C’est Duhamel, dans son Traité de la culture des terres (1755) qui a consacré le nom de Pomme de terre et cette dénomination a prévalu en France sur les anciens synonymes : Truffe, Cartoufle, Patate, mais Furetière, dans son dictionnaire, imprimé à la fin du XVIIe siècle, donnait déjà ce nom comme synonyme de Truffe rouge.

Truffe est le nom primitif de la Pomme de terre en Italie et en France. En italien moderne Tartufo bianco ou Patata. Truffe se dit encore pour Pomme de terre dans le Lyonnais et le Forez. Dans les patois savoyard et genevois, Pomme de terre se dit tufelle. En Languedoc tufère ou tufène. Dans tout le Comtat, province qui appartenait au Pape avant la Révolution, la Pomme de terre porte en langage vulgaire le nom de tartifle, de l’italien tartufo, Truffe, dont le radical se trouve dans trufa, tromperie[403] parce que la Truffe, Champignon, se cache sous terre. Ainsi fait la Pomme de terre, que l’on prenait pour un fruit souterrain, d’où le nom Truffe rouge, parce que la variété rouge était la plus commune autrefois. Ainsi fait, au figuré, Tartufe l’hypocrite, qui dissimule ses sentiments pour mieux tromper[404]. Le Kartoffel des Allemands — c’est chez eux le nom de la Pomme de terre — est une corruption de l’italien taratouffli, Truffe de terre. Cartoufle, qui s’emploie dans quelques pays français, dérive du mot allemand. Nous avons vu qu’Olivier de Serres, au XVIe siècle, connaissait sous ce nom la Pomme de terre que l’Est de la France a vraisemblablement reçue de la Suisse allemande. Cependant, pour quelques lieux français (Anjou et Maine), il est possible que ce terme ne remonte qu’à l’invasion de 1815. Les soldats allemands demandaient souvent des Kartoffen ; les paysans adoptèrent ce nom d’abord en plaisantant, puis par habitude. Crompire, employé pour Pomme de terre, dans la Lorraine allemande, en Alsace, dans quelques parties de la Belgique, est un mot flamand dénaturé de grund birn ou grond peer, poire de terre[405].

[403] Le vieux français possédait le verbe trufer, tromper.

[404] De l’origine du mot Tartufe (Revue des Provinces, 1865, p. 322).

[405] Voir Intermédiaire des Curieux, I, p. 154 ; XXI, p. 91, 172, 251, 410 ; XXV, p. 409 ; XXVI, p. 70.

Les variétés de Pommes de terre sont aujourd’hui fort nombreuses.
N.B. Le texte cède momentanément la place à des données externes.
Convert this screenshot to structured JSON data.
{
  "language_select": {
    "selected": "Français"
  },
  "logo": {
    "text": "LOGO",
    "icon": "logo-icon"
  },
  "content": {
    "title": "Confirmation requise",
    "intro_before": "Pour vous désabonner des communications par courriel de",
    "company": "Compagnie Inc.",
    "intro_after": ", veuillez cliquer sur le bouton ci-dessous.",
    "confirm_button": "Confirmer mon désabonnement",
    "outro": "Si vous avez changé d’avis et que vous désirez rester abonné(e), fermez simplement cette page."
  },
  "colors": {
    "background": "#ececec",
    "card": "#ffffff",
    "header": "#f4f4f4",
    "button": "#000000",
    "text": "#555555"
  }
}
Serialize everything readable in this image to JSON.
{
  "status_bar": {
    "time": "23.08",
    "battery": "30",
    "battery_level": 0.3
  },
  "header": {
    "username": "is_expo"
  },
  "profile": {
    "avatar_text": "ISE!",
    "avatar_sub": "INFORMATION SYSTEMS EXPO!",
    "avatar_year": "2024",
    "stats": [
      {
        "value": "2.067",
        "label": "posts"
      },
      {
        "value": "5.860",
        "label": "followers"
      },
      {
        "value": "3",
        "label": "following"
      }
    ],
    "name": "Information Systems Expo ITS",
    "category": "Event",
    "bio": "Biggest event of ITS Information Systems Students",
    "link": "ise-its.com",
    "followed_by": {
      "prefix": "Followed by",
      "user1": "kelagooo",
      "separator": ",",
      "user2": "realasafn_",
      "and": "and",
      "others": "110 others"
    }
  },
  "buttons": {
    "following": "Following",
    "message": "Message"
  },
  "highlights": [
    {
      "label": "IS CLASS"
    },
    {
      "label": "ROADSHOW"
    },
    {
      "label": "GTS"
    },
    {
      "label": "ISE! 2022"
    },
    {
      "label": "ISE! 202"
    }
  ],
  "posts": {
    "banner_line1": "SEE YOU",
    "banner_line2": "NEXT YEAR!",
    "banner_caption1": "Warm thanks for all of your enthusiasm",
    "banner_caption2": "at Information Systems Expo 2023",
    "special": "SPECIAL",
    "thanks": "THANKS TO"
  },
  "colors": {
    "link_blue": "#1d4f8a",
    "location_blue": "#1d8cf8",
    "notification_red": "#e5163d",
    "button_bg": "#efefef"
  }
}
Limitées aux deux races primitives pendant plus de 200 ans, l’agronome Engel en comptait déjà 40 sortes en 1777 que Parmentier réduit à 12 en 1789. Lorsque la Société d’Agriculture de la Seine réunit en 1815 les variétés en usage, il s’en trouva 120 environ qui furent confiées à M. de Vilmorin. C’est l’origine de la collection actuelle de Verrières qui en comprend plus de 800[406]. La plupart des variétés anciennes sont disparues par caducité. Une douzaine vivotent péniblement, mais la Chave, la Marjolin et la Vitelotte sont toujours largement cultivées. La Schaw ou Chave, ou Patraque jaune, avait été rapportée d’Angleterre en 1810. Segonzac ou Saint Jean, lancée en 1839 par Morel de Vindé, ne paraît guère différente.